Λ phage clone selected from the group consisting of -2. 61. A method of producing a transgenic mammal, the method comprising the step of transfecting a nuclear donor cell with the nucleic acid construct of claim 33, the transfected cell comprising nucleic acid of said nucleic acid construct. A method of introducing the selected cells into an embryo, fertilizing the embryo into a suitable host mammal, and producing progeny from the fertilized host mammal. 62. A method of producing a transgenic mammal, the method comprising the step of transfecting a nuclear donor cell with the nucleic acid construct of claim 44, the transfected cell comprising nucleic acid of said nucleic acid construct. A method of introducing the selected cells into an embryo, fertilizing the embryo into a suitable host mammal, and producing progeny from the fertilized host mammal. 63. A method of producing a transgenic mammal, the method comprising transfecting a nuclear donor cell with the nucleic acid construct of claim 46, the transfected cell comprising the nucleic acid of the construct. A method comprising the steps of selecting, introducing the selected cells into an embryo, fertilizing the embryo into a suitable host mammal, and producing progeny from the fertilized host mammal. 64. A transgenic mammal produced according to the method of claim 61. 65. A transgenic mammal produced according to the method of claim 62. 66. A transgenic mammal produced according to the method of claim 63. 67. A method of reducing transplant rejection, the method comprising the method of claim 32.

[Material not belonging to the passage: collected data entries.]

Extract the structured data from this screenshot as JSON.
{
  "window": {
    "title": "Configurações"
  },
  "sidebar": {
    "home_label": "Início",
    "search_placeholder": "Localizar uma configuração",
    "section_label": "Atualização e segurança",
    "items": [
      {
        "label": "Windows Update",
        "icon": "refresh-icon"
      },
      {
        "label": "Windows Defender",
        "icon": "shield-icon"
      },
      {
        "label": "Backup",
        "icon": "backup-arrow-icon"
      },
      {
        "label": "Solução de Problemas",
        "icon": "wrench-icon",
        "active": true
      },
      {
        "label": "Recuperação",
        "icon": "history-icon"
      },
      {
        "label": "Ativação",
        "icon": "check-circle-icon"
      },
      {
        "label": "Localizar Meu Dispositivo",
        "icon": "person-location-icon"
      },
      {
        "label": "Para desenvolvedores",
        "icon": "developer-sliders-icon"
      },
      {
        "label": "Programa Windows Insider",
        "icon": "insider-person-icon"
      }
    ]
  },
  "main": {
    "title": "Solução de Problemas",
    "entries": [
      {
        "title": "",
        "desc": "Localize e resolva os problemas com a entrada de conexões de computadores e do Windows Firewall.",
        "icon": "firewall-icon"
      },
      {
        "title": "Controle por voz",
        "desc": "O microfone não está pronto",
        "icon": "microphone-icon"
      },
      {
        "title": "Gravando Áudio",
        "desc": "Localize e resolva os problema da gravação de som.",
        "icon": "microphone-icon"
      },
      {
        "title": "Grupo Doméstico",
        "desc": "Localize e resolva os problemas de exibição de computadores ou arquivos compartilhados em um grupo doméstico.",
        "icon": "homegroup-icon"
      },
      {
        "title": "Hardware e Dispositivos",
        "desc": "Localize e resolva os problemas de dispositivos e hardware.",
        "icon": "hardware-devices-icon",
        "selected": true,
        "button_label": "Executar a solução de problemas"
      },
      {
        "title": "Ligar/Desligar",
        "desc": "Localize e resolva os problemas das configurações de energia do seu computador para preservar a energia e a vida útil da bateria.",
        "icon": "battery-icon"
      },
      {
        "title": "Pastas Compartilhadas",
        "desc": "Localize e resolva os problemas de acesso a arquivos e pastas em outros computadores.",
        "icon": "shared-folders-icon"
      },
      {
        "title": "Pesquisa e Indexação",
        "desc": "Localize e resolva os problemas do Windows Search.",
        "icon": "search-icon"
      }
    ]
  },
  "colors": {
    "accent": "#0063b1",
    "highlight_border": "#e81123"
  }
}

Transfecting a nuclear donor cell with the nucleic acid construct of claim 1, selecting a transfected cell containing the nucleic acid of the construct, introducing the selected cell into an embryo, introducing the embryo into a suitable host mammal. Conception, producing progeny from the conception host mammal, collecting cells, tissues, or organs from the progeny, and transplanting the collected cells, tissues, or organs into a patient in need thereof A method comprising the step of: 68. A method of reducing transplant rejection, the method comprising the method of claim 44.
Transfecting a nuclear donor cell with the nucleic acid construct of claim 1, selecting a transfected cell containing the nucleic acid of the construct, introducing the selected cell into an embryo, introducing the embryo into a suitable host mammal. Conception, producing progeny from the conception host mammal, collecting cells, tissues, or organs from the progeny, and transplanting the collected cells, tissues, or organs into a patient in need thereof A method comprising the step of: 69. A method of reducing transplant rejection, the method comprising:
Transfecting a nuclear donor cell with the nucleic acid construct of claim 1, selecting a transfected cell containing the nucleic acid of the construct, introducing the selected cell into an embryo, introducing the embryo into a suitable host mammal. Conception, producing progeny from the conception host mammal, collecting cells, tissues, or organs from the progeny, and transplanting the collected cells, tissues, or organs into a patient in need thereof A method comprising the step of: 70. The nucleic acid construct of claim 43, further comprising a nucleic acid sequence encoding a gene that is toxic to the eukaryotic cell. 71. The nucleic acid construct according to claim 70, wherein the gene toxic to the eukaryotic cell is the ricin A toxin gene.